Thousands march for gun control after mass shootings in the US

Mass shooting suirvivor X Gonzalez speaks during March for Our Lives 2022 on June 11, 2022 in Washington, DC.

(Picture: Getty Images for March For Our Lives)

Thousands of Americans have joined protests across the country demanding tighter gun control after a spate of deadly mass shootings.

“Enough is enough,” District of Columbia Mayor Muriel Bowser told the second March for Our Lives rally in Washington DC which was attended by around 30,000 people.

“I speak as a mayor, a mom, and I speak for millions of Americans and America’s mayors who are demanding that Congress do its job. And its job is to protect us, to protect our children from gun violence.”

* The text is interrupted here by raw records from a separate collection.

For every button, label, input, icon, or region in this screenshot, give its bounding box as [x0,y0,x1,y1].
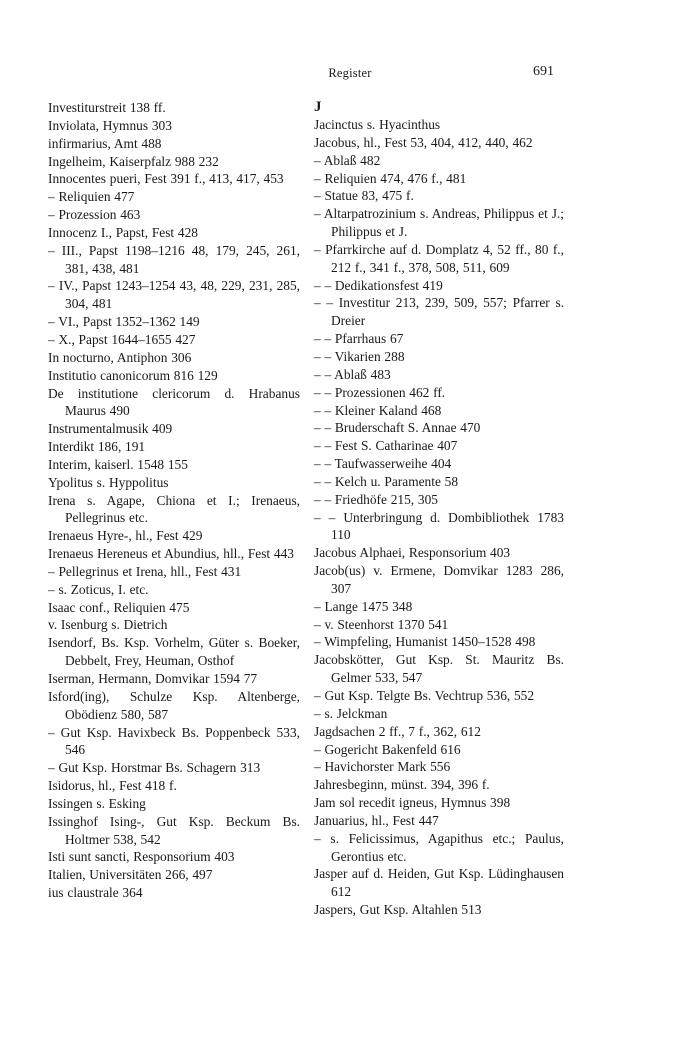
index-entry: – s. Jelckman [314,705,388,721]
index-entry: Inviolata, Hymnus 303 [48,117,172,133]
index-entry: Jam sol recedit igneus, Hymnus 398 [314,795,511,811]
index-entry: De institutione clericorum d. Hrabanus Maurus 490 [48,385,300,419]
index-entry: – Havichorster Mark 556 [314,759,451,775]
page-number: 691 [533,64,554,79]
index-entry: – Gut Ksp. Telgte Bs. Vechtrup 536, 552 [314,688,535,703]
index-entry: Isford(ing), Schulze Ksp. Altenberge, Obödienz 580, 587 [48,688,300,722]
index-entry: Jahresbeginn, münst. 394, 396 f. [314,777,490,793]
index-entry: – Gogericht Bakenfeld 616 [314,741,461,757]
index-entry: Institutio canonicorum 816 129 [48,367,218,383]
index-entry: – s. Felicissimus, Agapithus etc.; Paulus, Gerontius etc. [314,830,564,864]
index-entry: – – Friedhöfe 215, 305 [314,491,438,507]
index-entry: – – Taufwasserweihe 404 [314,456,452,472]
index-entry: ius claustrale 364 [48,885,143,901]
index-entry: Iserman, Hermann, Domvikar 1594 77 [48,671,258,686]
index-entry: – – Dedikationsfest 419 [314,277,443,293]
index-entry: – – Unterbringung d. Dombibliothek 1783 110 [314,509,564,543]
index-entry: Jacobus Alphaei, Responsorium 403 [314,545,511,561]
index-entry: Jacob(us) v. Ermene, Domvikar 1283 286, 307 [314,563,564,596]
index-entry: – Pellegrinus et Irena, hll., Fest 431 [48,563,242,579]
index-entry: – Prozession 463 [48,207,141,223]
index-entry: – III., Papst 1198–1216 48, 179, 245, 261, 381, 438, 481 [48,242,300,276]
index-entry: – Reliquien 474, 476 f., 481 [314,170,467,186]
index-entry: – Gut Ksp. Havixbeck Bs. Poppenbeck 533, 546 [48,724,300,758]
index-entry: Interdikt 186, 191 [48,439,146,455]
index-entry: – – Investitur 213, 239, 509, 557; Pfarrer s. Dreier [314,295,564,329]
index-entry: Jacobus, hl., Fest 53, 404, 412, 440, 462 [314,134,533,150]
index-entry: – Reliquien 477 [48,189,135,205]
index-entry: – Altarpatrozinium s. Andreas, Philippus et J.; Philippus et J. [314,206,564,240]
section-letter: J [314,99,322,115]
index-entry: – – Prozessionen 462 ff. [314,384,446,400]
index-entry: Ypolitus s. Hyppolitus [48,474,169,490]
index-entry: Januarius, hl., Fest 447 [314,812,439,828]
index-entry: – Wimpfeling, Humanist 1450–1528 498 [314,634,536,650]
index-entry: Innocenz I., Papst, Fest 428 [48,224,198,240]
index-entry: Irenaeus Hyre-, hl., Fest 429 [48,528,203,544]
index-entry: – – Fest S. Catharinae 407 [314,438,458,454]
page-header [0,64,700,84]
index-entry: v. Isenburg s. Dietrich [48,617,168,633]
index-entry: – – Kleiner Kaland 468 [314,402,442,418]
index-entry: – Statue 83, 475 f. [314,188,414,204]
index-entry: Italien, Universitäten 266, 497 [48,867,213,883]
index-entry: Isaac conf., Reliquien 475 [48,599,190,615]
index-entry: – – Ablaß 483 [314,366,391,382]
index-entry: Innocentes pueri, Fest 391 f., 413, 417, 453 [48,171,284,187]
index-entry: – X., Papst 1644–1655 427 [48,331,196,347]
index-entry: Interim, kaiserl. 1548 155 [48,456,188,472]
index-entry: – Lange 1475 348 [314,598,413,614]
index-entry: Instrumentalmusik 409 [48,421,173,437]
index-entry: Isti sunt sancti, Responsorium 403 [48,849,235,865]
index-entry: Issinghof Ising-, Gut Ksp. Beckum Bs. Holtmer 538, 542 [48,813,300,847]
index-entry: Isendorf, Bs. Ksp. Vorhelm, Güter s. Boeker, Debbelt, Frey, Heuman, Osthof [48,635,300,669]
index-entry: – v. Steenhorst 1370 541 [314,616,449,632]
index-entry: Jasper auf d. Heiden, Gut Ksp. Lüdinghausen 612 [314,866,564,900]
index-column-left [48,99,300,902]
index-entry: – – Kelch u. Paramente 58 [314,473,459,489]
index-entry: Investiturstreit 138 ff. [48,100,166,115]
index-column-right [314,99,564,919]
index-entry: Irenaeus Hereneus et Abundius, hll., Fest 443 [48,546,294,562]
index-entry: infirmarius, Amt 488 [48,135,162,151]
index-entry: – – Pfarrhaus 67 [314,331,404,347]
index-entry: – – Vikarien 288 [314,348,405,364]
index-entry: – s. Zoticus, I. etc. [48,581,149,597]
index-entry: – – Bruderschaft S. Annae 470 [314,420,481,436]
index-entry: Jaspers, Gut Ksp. Altahlen 513 [314,902,482,918]
index-entry: Issingen s. Esking [48,795,146,811]
index-entry: Jacobskötter, Gut Ksp. St. Mauritz Bs. Gelmer 533, 547 [314,652,564,686]
index-entry: In nocturno, Antiphon 306 [48,349,192,365]
index-entry: Ingelheim, Kaiserpfalz 988 232 [48,153,219,169]
index-entry: – Pfarrkirche auf d. Domplatz 4, 52 ff., 80 f., 212 f., 341 f., 378, 508, 511, 609 [314,241,564,275]
index-entry: – Gut Ksp. Horstmar Bs. Schagern 313 [48,760,261,776]
index-entry: Isidorus, hl., Fest 418 f. [48,778,177,794]
index-entry: – Ablaß 482 [314,152,381,168]
index-entry: Irena s. Agape, Chiona et I.; Irenaeus, Pellegrinus etc. [48,492,300,526]
running-title: Register [328,66,372,80]
index-entry: – VI., Papst 1352–1362 149 [48,314,200,330]
index-entry: – IV., Papst 1243–1254 43, 48, 229, 231, 285, 304, 481 [48,278,300,312]
index-entry: Jacinctus s. Hyacinthus [314,117,441,132]
index-entry: Jagdsachen 2 ff., 7 f., 362, 612 [314,723,481,739]
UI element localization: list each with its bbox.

Speaker after speaker in Washington called on senators, who are seen as a major impediment to legislation, to act or face being voted out of office, especially given the shock to the nation’s conscience after 19 children and two teachers were killed May 24 at Robb Elementary School in Uvalde.

“If our government can’t do anything to stop 19 kids from being killed and slaughtered in their own school, and decapitated, it’s time to change who is in government,” said David Hogg, a survivor of the 2018 shooting that killed 17 students and staff at Marjory Stoneman Douglas High School in Parkland, Florida.

A gun control rally in Michigan (AP)

A co-founder of the March For Our Lives organization that was created after that shooting and held its first rally in Washington not long afterward, Hogg led the crowd in chants of “Vote them out.”

President Joe Biden, who was in California when the Washington rally began, said his message to demonstrators was “keep marching” and added that he is “mildly optimistic” about legislative negotiations to address gun violence.

Biden recently delivered an impassioned address to the nation in which he called for several steps, including raising the age limit for buying assault-style weapons.

Survivors of mass shootings and other incidents of gun violence have lobbied legislators and testified on Capitol Hill this week.

Among them was Miah Cerrillo, an 11-year-old girl who survived the shooting at Robb Elementary in Texas.

She described for lawmakers how she covered herself with a dead classmate’s blood to avoid being shot.

The House has passed bills to raise the age limit to buy semi-automatic weapons and establish federal “red flag” laws.

A bipartisan group of senators had hoped to reach agreement this week on a framework for addressing the issue and held talks Friday, but no deal was announced.